ALK1 and endoglin are an endothelial specific type I receptor of TGFβ receptors family whose mutations are responsible of Hereditary hemorrhagic telangiectasia (HHT). The notch pathway also works to pattern and stabilize the vasculature, and does so in conjunction with other angiogenic pathways including TGFβ/BMP. Arterial‐venous (AV) cell fate is determined before blood circulation starts, and pathways upstream of the arterial specific marker EphrinB2, and its receptor EphB4, a venous‐specific marker, are involved in this process including notch and TGFβ/BMP. In order to study crosstalk between ALK1/endoglin and notch and its functional significance, we investigated the role of these genes in the expression of EphrinB2 and EC sprout formation. We show that siRNA‐mediated knock down of ALK1 or endoglin suppressed EphrinB2 expression, and induced EC sprout formation in an in vitro angiogenesis assay.
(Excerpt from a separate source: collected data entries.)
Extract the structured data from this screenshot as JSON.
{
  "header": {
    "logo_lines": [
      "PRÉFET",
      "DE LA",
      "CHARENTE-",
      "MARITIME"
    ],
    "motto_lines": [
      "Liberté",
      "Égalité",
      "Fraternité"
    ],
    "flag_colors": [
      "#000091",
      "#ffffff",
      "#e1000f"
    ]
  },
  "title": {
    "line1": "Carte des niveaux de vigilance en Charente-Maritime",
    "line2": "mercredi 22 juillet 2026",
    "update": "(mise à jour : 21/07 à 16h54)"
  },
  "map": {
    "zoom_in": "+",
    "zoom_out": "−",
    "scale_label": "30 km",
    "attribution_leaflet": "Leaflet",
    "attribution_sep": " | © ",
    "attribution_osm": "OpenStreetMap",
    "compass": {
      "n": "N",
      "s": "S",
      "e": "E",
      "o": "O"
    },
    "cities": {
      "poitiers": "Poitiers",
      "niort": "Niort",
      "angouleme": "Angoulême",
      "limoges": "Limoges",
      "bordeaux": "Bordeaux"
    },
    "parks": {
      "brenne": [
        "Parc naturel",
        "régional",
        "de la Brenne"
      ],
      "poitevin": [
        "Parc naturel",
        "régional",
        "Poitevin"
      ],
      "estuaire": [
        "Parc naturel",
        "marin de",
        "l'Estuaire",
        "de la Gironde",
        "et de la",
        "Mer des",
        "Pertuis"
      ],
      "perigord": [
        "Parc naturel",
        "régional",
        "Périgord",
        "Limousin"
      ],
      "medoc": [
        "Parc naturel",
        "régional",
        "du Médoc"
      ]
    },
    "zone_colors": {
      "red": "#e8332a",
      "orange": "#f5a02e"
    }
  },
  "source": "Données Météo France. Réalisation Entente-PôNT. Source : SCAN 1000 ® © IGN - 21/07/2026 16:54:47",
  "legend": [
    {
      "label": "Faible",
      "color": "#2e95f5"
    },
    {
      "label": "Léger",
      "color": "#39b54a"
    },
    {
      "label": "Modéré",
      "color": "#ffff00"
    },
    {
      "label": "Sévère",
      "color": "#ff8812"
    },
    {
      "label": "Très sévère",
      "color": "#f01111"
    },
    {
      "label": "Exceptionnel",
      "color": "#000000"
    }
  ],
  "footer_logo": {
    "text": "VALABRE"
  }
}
Knock down of EphrinB2 also resulted in increased sprouting. Addition of the ALK1 ligand BMP9 induced Ephrin B2 and also blocked sprouting. Finally, the loss of EphrinB2 expression in the absence of ALK1 could be overcome by activation of the notch pathway. These data support the concept of functional interaction between Notch signaling and BMP/ALK1 signaling in the regulation of EphrinB2 expression and endothelial sprouting. This work was supported by the HHT Foundation.